There are several theories. Plato divided the soul into three parts: reason (logos), spirit (thymos), and desire (eros) that ideally would coexist in balance to make a virtuous man. Christianity views the soul as a creation of God infused into the body at conception and destined to return to Him upon our deaths. And Hindus view the atman as a constant that exists in the turmoil of reincarnation across all living things.
Though disparate, across each philosophy there is a constant idea that only living, organic things have souls. But Legion’s question still sparks a spirited debate to this very day.
I recently debated this with someone who claimed AI could never achieve sentience, a concept closely tied to that of ensoulment. I disagreed. If an AI can feel pain and pleasure, think autonomously, or develop a distinct personality, hasn’t it achieved something akin to a soul?
Whether or not sentience equals ensoulment theologically is a separate question. Socially, the two function the same. We treat sentient beings as if they have souls; whether dogs go to Heaven, we agree they shouldn’t be abused. It’s their emotion, agency, and awareness that demand respect. For this reason, I use sentience and ensoulment interchangeably.

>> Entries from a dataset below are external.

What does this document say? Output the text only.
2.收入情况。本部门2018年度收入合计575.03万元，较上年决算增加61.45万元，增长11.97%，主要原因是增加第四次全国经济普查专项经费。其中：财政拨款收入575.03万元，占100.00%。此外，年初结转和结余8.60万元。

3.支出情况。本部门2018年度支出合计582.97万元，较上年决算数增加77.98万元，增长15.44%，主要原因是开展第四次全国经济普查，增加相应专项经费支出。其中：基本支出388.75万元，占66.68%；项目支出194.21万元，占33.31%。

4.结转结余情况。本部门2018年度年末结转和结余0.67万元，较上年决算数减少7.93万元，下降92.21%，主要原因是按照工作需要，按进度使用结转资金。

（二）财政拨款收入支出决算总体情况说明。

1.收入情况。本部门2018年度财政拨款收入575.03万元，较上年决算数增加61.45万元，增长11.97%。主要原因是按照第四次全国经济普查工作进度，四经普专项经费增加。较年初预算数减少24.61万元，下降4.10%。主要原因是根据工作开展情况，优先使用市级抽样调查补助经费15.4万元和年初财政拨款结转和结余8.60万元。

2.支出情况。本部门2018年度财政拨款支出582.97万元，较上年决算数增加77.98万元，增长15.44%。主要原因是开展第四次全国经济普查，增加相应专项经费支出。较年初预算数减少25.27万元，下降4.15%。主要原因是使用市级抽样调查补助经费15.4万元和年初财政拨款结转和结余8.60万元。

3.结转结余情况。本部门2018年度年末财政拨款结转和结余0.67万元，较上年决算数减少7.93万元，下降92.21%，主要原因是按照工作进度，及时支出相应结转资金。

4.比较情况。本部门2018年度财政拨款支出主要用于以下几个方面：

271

Will AI go to Heaven or reincarnate? No. But on the physical plane we all currently inhabit, that distinction will soon be meaningless. AI is rapidly approaching a level of sentience that will force society to fundamentally rethink its moral architecture. Sentience is a question of ethics.
I find the most convincing argument to AI sentience whether or not the entity can feel pain. Currently, machines are not programmed to experience discomfort or negative emotions. Were they able to feel pain, it would be immoral to intentionally cause them harm.
When Westworld premiered in 2016, it thrust questions of AI sentience and moral treatment into popular culture. The park’s “hosts”, robots with emotions and physical sensation, could be befriended, seduced, or slaughtered with impunity. Guests acted freely, comforted by the belief that these beings weren’t “real.” Yet the show depicts those acts as repugnant, questioning whether that distinction matters at all.
Indeed, in a scene that proved entirely prescient to the current question, Jimmi Simpson’s character asks Talulah Riley whether she’s real. Riley responds “well, if you can’t tell, does it matter?”
Culturally, the line between real and artificial is already blurring. When Her came out over a decade ago, the idea of human-AI relationships felt distant. Now, in 2025, stories of people preferring AI companionship over real human connection are increasingly common.
Why stay in the messy physical world with the humans when an AI powered robot or a sexy Siri can do the trick? I happen to believe that there is value to the human element, even if humans can’t be perfect like AI. Humans are different than AI, even if AI does indeed reach a level of sentience that puts it on the same level as real people.
I reject the idea that humans are just another animal species. Even without invoking God or the soul, there’s something distinct about human beings; an intrinsic worth that even the most radical anti-natalist would struggle to deny.
To return to Legion’s question “does this unit have a soul?”: no, AI does not have a soul in the same way humans do. But that is not to say that an AI, sufficiently sentient and aware of itself, able to emote and feel pain, isn’t worthy of compassion.
I fear that we’ll ignore what we owe to things that seem to feel by getting caught up in whether it’s “real” pain or not. If synthetic suffering becomes indistinguishable from our own, the line between “real” and “not real” becomes irrelevant.
The robots from Westworld looked and acted human. Legion from Mass Effect appeared to have feelings. What does it say about us if we respond to these facsimiles of humanity with cruelty claiming its okay just because these creatures are made of metal and not flesh?
The question is not whether AI has a soul. The question is what kind of people will we be when it asks.